The world shrugged its shoulders and answered nothing. The man was an enthusiast. Basil ceased to reason with it. When he did, it talked much to him of the necessity for a man defending his honour—words which answered to no possible idea or reality in Basil’s scheme of the universe. To say the truth, he was a civilized man, and he was only just beginning to discover the great gulf fixed between his own moral ideas and those of the semi-barbaric, semi-feudal world by which he was surrounded.

Marcella herself he never saw. Immediately after the murder she had hurried away in shame and disgrace from St. Pierre, and taken refuge at La Roche, the chef-lieu of the department, where she underwent the interrogatories of the Juge d’Instruction. As for Alvan Griswold, whom Basil had never yet seen, he brazened it all out with true American bravado. A Californian born, with the rough-and-ready ideas of the Pacific coast for his sole known code of morals and honour, he regarded the whole affair as a passing episode, and awaited his trial with stolid indifference.
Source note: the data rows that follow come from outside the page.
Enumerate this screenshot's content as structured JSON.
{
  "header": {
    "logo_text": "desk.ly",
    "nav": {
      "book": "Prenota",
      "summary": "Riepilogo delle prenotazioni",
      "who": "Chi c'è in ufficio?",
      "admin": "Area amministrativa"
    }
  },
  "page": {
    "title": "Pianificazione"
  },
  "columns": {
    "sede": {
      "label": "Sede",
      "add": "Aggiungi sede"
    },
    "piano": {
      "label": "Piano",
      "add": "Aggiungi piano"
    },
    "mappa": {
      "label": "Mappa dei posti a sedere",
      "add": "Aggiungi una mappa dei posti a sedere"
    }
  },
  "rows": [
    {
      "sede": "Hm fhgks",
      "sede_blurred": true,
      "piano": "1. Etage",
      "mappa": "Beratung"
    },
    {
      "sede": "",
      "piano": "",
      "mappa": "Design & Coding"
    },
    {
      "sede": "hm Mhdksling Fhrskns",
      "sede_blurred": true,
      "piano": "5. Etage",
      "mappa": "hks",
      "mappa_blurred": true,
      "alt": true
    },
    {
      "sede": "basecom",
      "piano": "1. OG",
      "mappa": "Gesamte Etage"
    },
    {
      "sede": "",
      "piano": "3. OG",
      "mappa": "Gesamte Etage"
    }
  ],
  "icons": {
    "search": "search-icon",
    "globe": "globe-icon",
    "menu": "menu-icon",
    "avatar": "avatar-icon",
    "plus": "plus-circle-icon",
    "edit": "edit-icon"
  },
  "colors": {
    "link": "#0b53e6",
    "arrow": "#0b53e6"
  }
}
The weeks wore on slowly. Basil learnt from the papers how day by day Marcella was tortured and cross-questioned for details. French procedure, which in some respects received a faint modern tinge from the Revolution and the Code Napoléon, remains yet in other respects even crueller and more dilatory than that mass of barbaric, mediæval, or half-savage survivals, the law of England.

It was nearly six weeks before Griswold was tried. All that time Marcella waited in despair at her hotel at La Roche, and all that time Basil stayed on at St. Pierre in breathless expectation. He couldn’t paint. He couldn’t read or write. He couldn’t even think. He could do nothing but revolve in his own mind that terrible crime, and the callous insensibility of those around him with regard to it. At last the day fixed for the trial arrived. Basil went up to La Roche, and with trembling heart and quivering footsteps ascended the great staircase of the Palais de Justice.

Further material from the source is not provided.